Mr Longmore, of Kilmacud, Dublin, had denied stealing the wine, but had told a management inquiry that, in accordance with common practice, he had taken damaged tissues, toilet rolls and shampoo.
Mr Griffin, now chairman of Uniphar Ltd, said that pilfering of company products, particularly the male potency pill, Viagra, had been a problem.
Mr Jim Whelan, former group operations director with Uniphar, told Judge Alison Lindsay that Mr Longmore had been summarily dismissed solely on the strength of having admitted taking the tissues, toilet rolls and shampoo.
He denied that Mr Longmore had been sacked ostensibly for taking damaged product because the company had been unable to pin the theft of the wine on him.

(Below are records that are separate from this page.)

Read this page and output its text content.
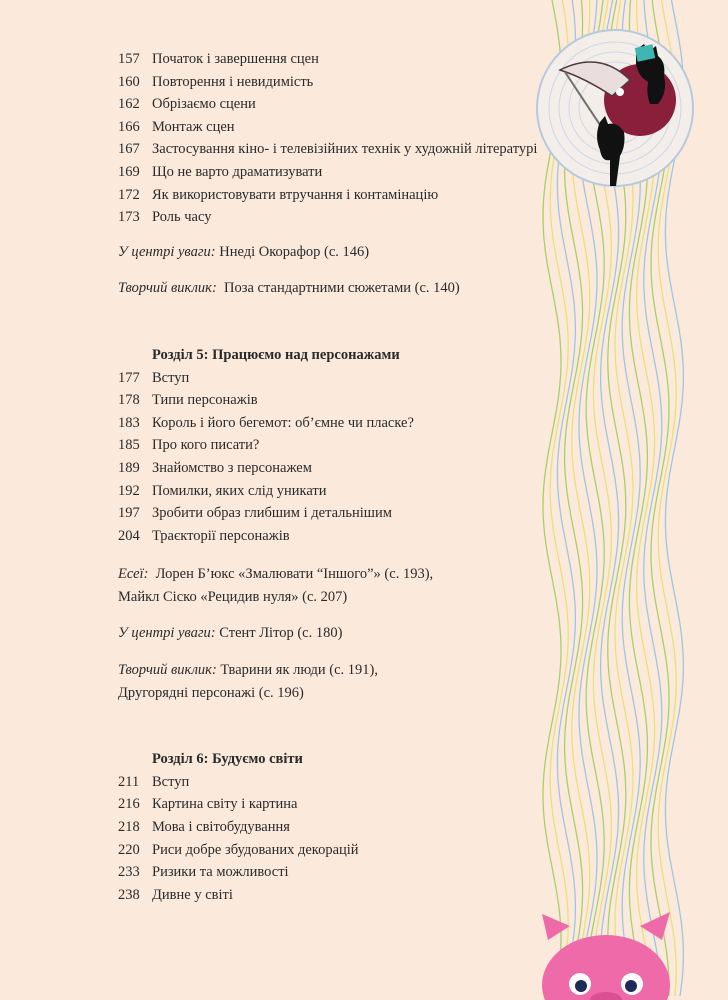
157 Початок і завершення сцен
160 Повторення і невидимість
162 Обрізаємо сцени
166 Монтаж сцен
167 Застосування кіно- і телевізійних технік у художній літературі
169 Що не варто драматизувати
172 Як використовувати втручання і контамінацію
173 Роль часу
У центрі уваги: Ннеді Окорафор (с. 146)
Творчий виклик:  Поза стандартними сюжетами (с. 140)
Розділ 5: Працюємо над персонажами
177 Вступ
178 Типи персонажів
183 Король і його бегемот: об’ємне чи пласке?
185 Про кого писати?
189 Знайомство з персонажем
192 Помилки, яких слід уникати
197 Зробити образ глибшим і детальнішим
204 Траєкторії персонажів
Есеї:  Лорен Б’юкс «Змалювати “Іншого”» (с. 193),
Майкл Сіско «Рецидив нуля» (с. 207)
У центрі уваги: Стент Літор (с. 180)
Творчий виклик: Тварини як люди (с. 191),
Другорядні персонажі (с. 196)
Розділ 6: Будуємо світи
211 Вступ
216 Картина світу і картина
218 Мова і світобудування
220 Риси добре збудованих декорацій
233 Ризики та можливості
238 Дивне у світі
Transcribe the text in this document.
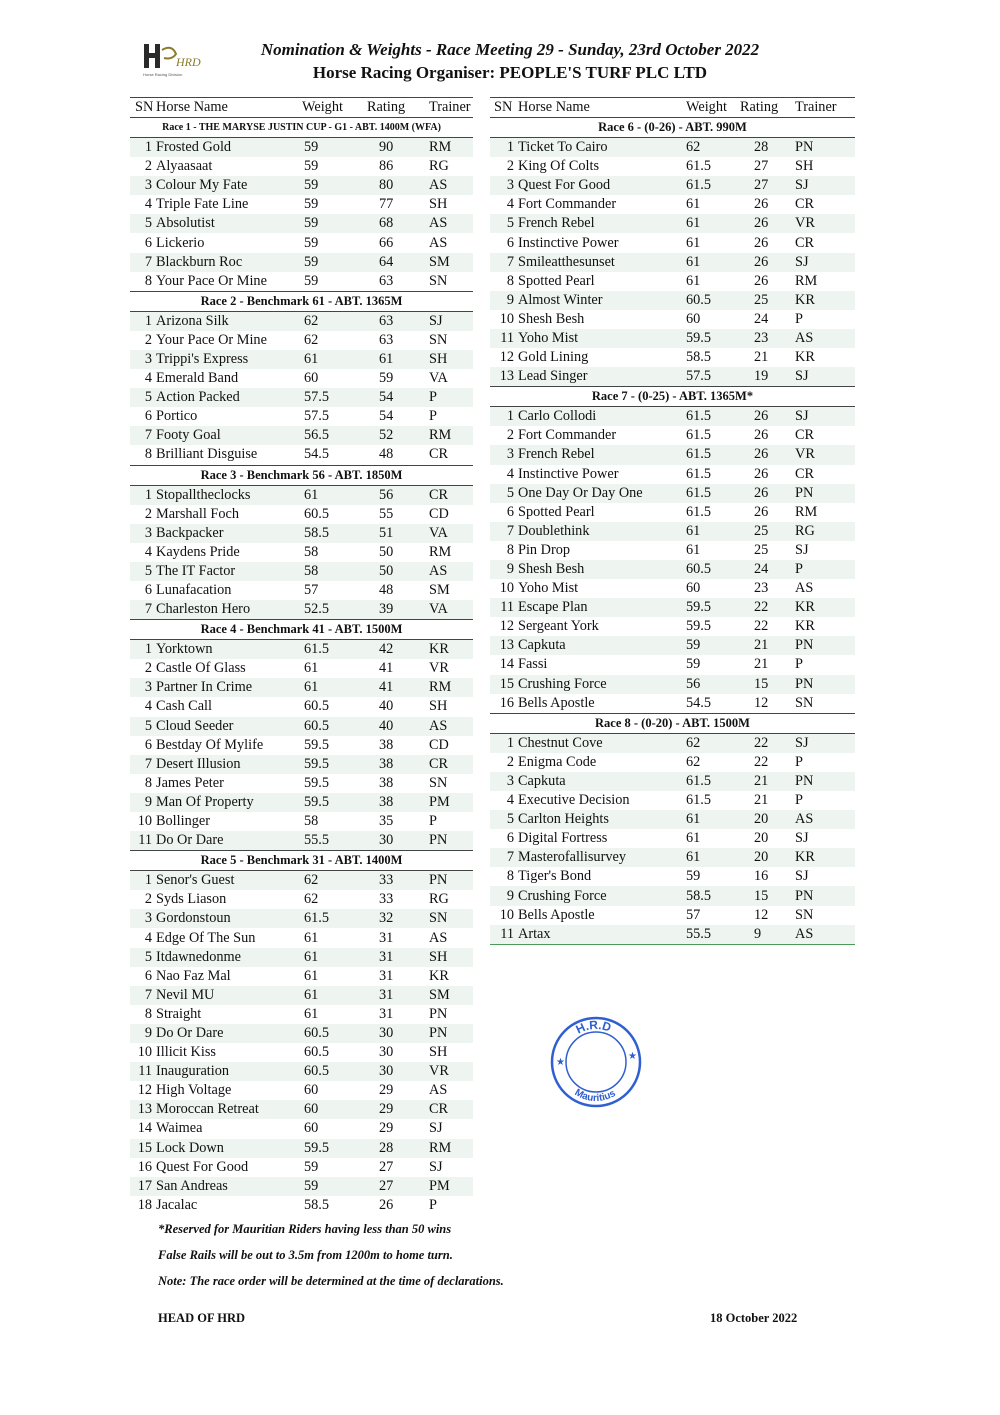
HRD
Horse Racing Division
Nomination & Weights - Race Meeting 29 - Sunday, 23rd October 2022
Horse Racing Organiser: PEOPLE'S TURF PLC LTD
SN	Horse Name	Weight	Rating	Trainer
Race 1 - THE MARYSE JUSTIN CUP - G1 - ABT. 1400M (WFA)				
1	Frosted Gold	59	90	RM
2	Alyaasaat	59	86	RG
3	Colour My Fate	59	80	AS
4	Triple Fate Line	59	77	SH
5	Absolutist	59	68	AS
6	Lickerio	59	66	AS
7	Blackburn Roc	59	64	SM
8	Your Pace Or Mine	59	63	SN
Race 2 - Benchmark 61 - ABT. 1365M				
1	Arizona Silk	62	63	SJ
2	Your Pace Or Mine	62	63	SN
3	Trippi's Express	61	61	SH
4	Emerald Band	60	59	VA
5	Action Packed	57.5	54	P
6	Portico	57.5	54	P
7	Footy Goal	56.5	52	RM
8	Brilliant Disguise	54.5	48	CR
Race 3 - Benchmark 56 - ABT. 1850M				
1	Stopalltheclocks	61	56	CR
2	Marshall Foch	60.5	55	CD
3	Backpacker	58.5	51	VA
4	Kaydens Pride	58	50	RM
5	The IT Factor	58	50	AS
6	Lunafacation	57	48	SM
7	Charleston Hero	52.5	39	VA
Race 4 - Benchmark 41 - ABT. 1500M				
1	Yorktown	61.5	42	KR
2	Castle Of Glass	61	41	VR
3	Partner In Crime	61	41	RM
4	Cash Call	60.5	40	SH
5	Cloud Seeder	60.5	40	AS
6	Bestday Of Mylife	59.5	38	CD
7	Desert Illusion	59.5	38	CR
8	James Peter	59.5	38	SN
9	Man Of Property	59.5	38	PM
10	Bollinger	58	35	P
11	Do Or Dare	55.5	30	PN
Race 5 - Benchmark 31 - ABT. 1400M				
1	Senor's Guest	62	33	PN
2	Syds Liason	62	33	RG
3	Gordonstoun	61.5	32	SN
4	Edge Of The Sun	61	31	AS
5	Itdawnedonme	61	31	SH
6	Nao Faz Mal	61	31	KR
7	Nevil MU	61	31	SM
8	Straight	61	31	PN
9	Do Or Dare	60.5	30	PN
10	Illicit Kiss	60.5	30	SH
11	Inauguration	60.5	30	VR
12	High Voltage	60	29	AS
13	Moroccan Retreat	60	29	CR
14	Waimea	60	29	SJ
15	Lock Down	59.5	28	RM
16	Quest For Good	59	27	SJ
17	San Andreas	59	27	PM
18	Jacalac	58.5	26	P
SN	Horse Name	Weight	Rating	Trainer
Race 6 - (0-26) - ABT. 990M				
1	Ticket To Cairo	62	28	PN
2	King Of Colts	61.5	27	SH
3	Quest For Good	61.5	27	SJ
4	Fort Commander	61	26	CR
5	French Rebel	61	26	VR
6	Instinctive Power	61	26	CR
7	Smileatthesunset	61	26	SJ
8	Spotted Pearl	61	26	RM
9	Almost Winter	60.5	25	KR
10	Shesh Besh	60	24	P
11	Yoho Mist	59.5	23	AS
12	Gold Lining	58.5	21	KR
13	Lead Singer	57.5	19	SJ
Race 7 - (0-25) - ABT. 1365M*				
1	Carlo Collodi	61.5	26	SJ
2	Fort Commander	61.5	26	CR
3	French Rebel	61.5	26	VR
4	Instinctive Power	61.5	26	CR
5	One Day Or Day One	61.5	26	PN
6	Spotted Pearl	61.5	26	RM
7	Doublethink	61	25	RG
8	Pin Drop	61	25	SJ
9	Shesh Besh	60.5	24	P
10	Yoho Mist	60	23	AS
11	Escape Plan	59.5	22	KR
12	Sergeant York	59.5	22	KR
13	Capkuta	59	21	PN
14	Fassi	59	21	P
15	Crushing Force	56	15	PN
16	Bells Apostle	54.5	12	SN
Race 8 - (0-20) - ABT. 1500M				
1	Chestnut Cove	62	22	SJ
2	Enigma Code	62	22	P
3	Capkuta	61.5	21	PN
4	Executive Decision	61.5	21	P
5	Carlton Heights	61	20	AS
6	Digital Fortress	61	20	SJ
7	Masterofallisurvey	61	20	KR
8	Tiger's Bond	59	16	SJ
9	Crushing Force	58.5	15	PN
10	Bells Apostle	57	12	SN
11	Artax	55.5	9	AS
H.R.D
Mauritius
★
★
*Reserved for Mauritian Riders having less than 50 wins
False Rails will be out to 3.5m from 1200m to home turn.
Note: The race order will be determined at the time of declarations.
HEAD OF HRD	18 October 2022
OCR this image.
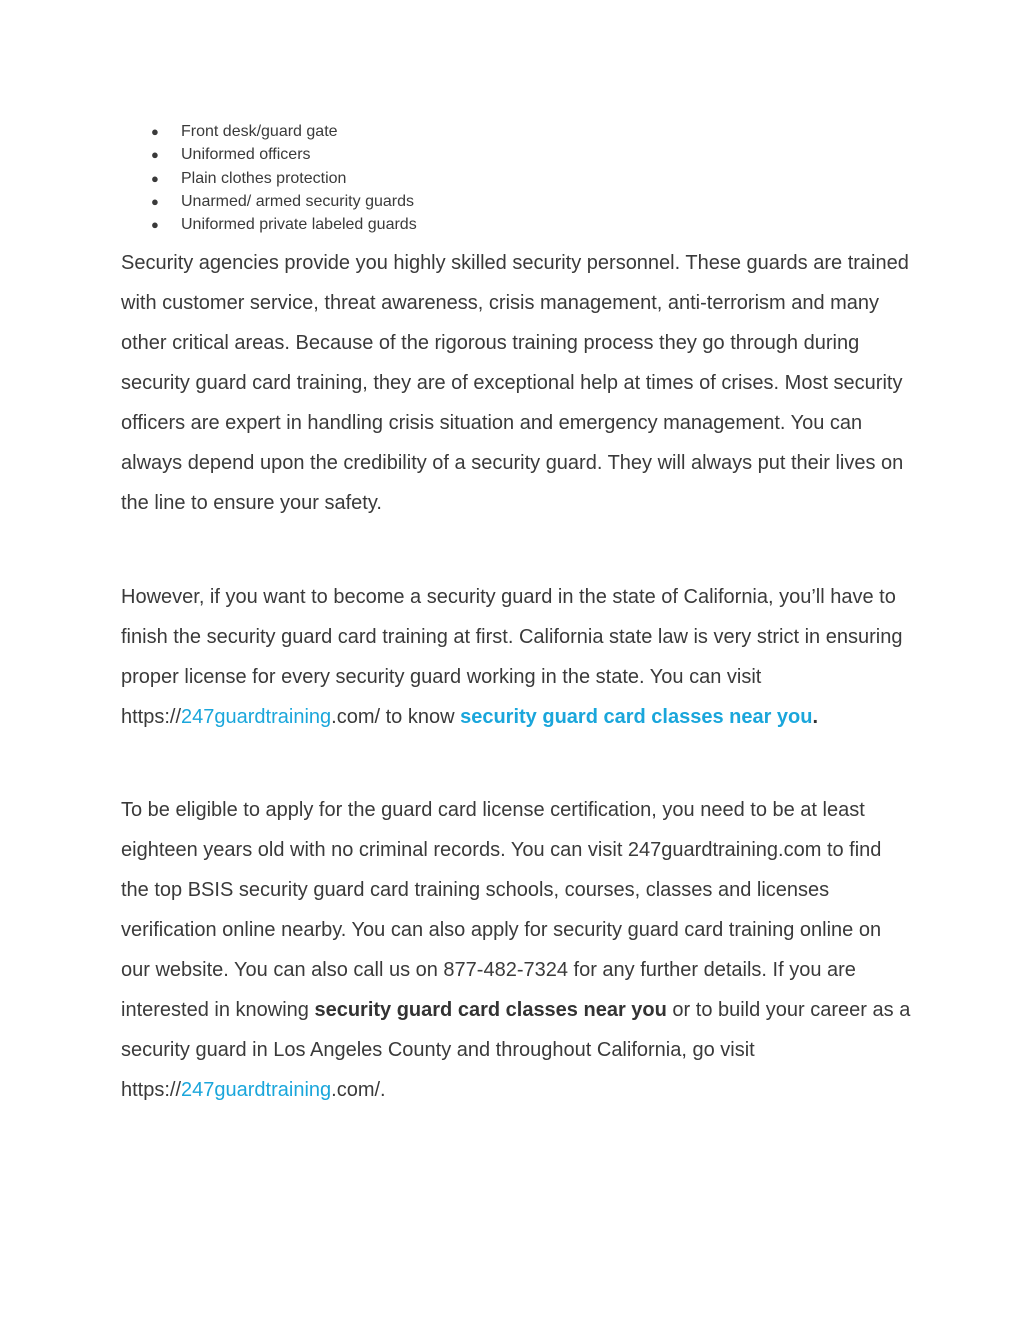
● Front desk/guard gate
● Uniformed officers
● Plain clothes protection
● Unarmed/ armed security guards
● Uniformed private labeled guards

Security agencies provide you highly skilled security personnel. These guards are trained with customer service, threat awareness, crisis management, anti-terrorism and many other critical areas. Because of the rigorous training process they go through during security guard card training, they are of exceptional help at times of crises. Most security officers are expert in handling crisis situation and emergency management. You can always depend upon the credibility of a security guard. They will always put their lives on the line to ensure your safety.

However, if you want to become a security guard in the state of California, you’ll have to finish the security guard card training at first. California state law is very strict in ensuring proper license for every security guard working in the state. You can visit https://247guardtraining.com/ to know security guard card classes near you.

To be eligible to apply for the guard card license certification, you need to be at least eighteen years old with no criminal records. You can visit 247guardtraining.com to find the top BSIS security guard card training schools, courses, classes and licenses verification online nearby. You can also apply for security guard card training online on our website. You can also call us on 877-482-7324 for any further details. If you are interested in knowing security guard card classes near you or to build your career as a security guard in Los Angeles County and throughout California, go visit https://247guardtraining.com/.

Mr Whelan said that a video showed Mr Longmore carrying several cartons from the strongroom and placing them near an exit close to where his company car was parked. His admission to taking damaged product meant that he had been stealing from the company. Mr Longmore had been suspended on full pay and summarily dismissed for having taken company product off the premises for his own consumption.
Mr Longmore has been awarded just under €9,000 by the Employment Appeals Tribunal for unfair dismissal, but is seeking, on appeal, increased compensation on the grounds that the tribunal wrongly held him to have made a considerable contribution to his own dismissal. The case is still at hearing.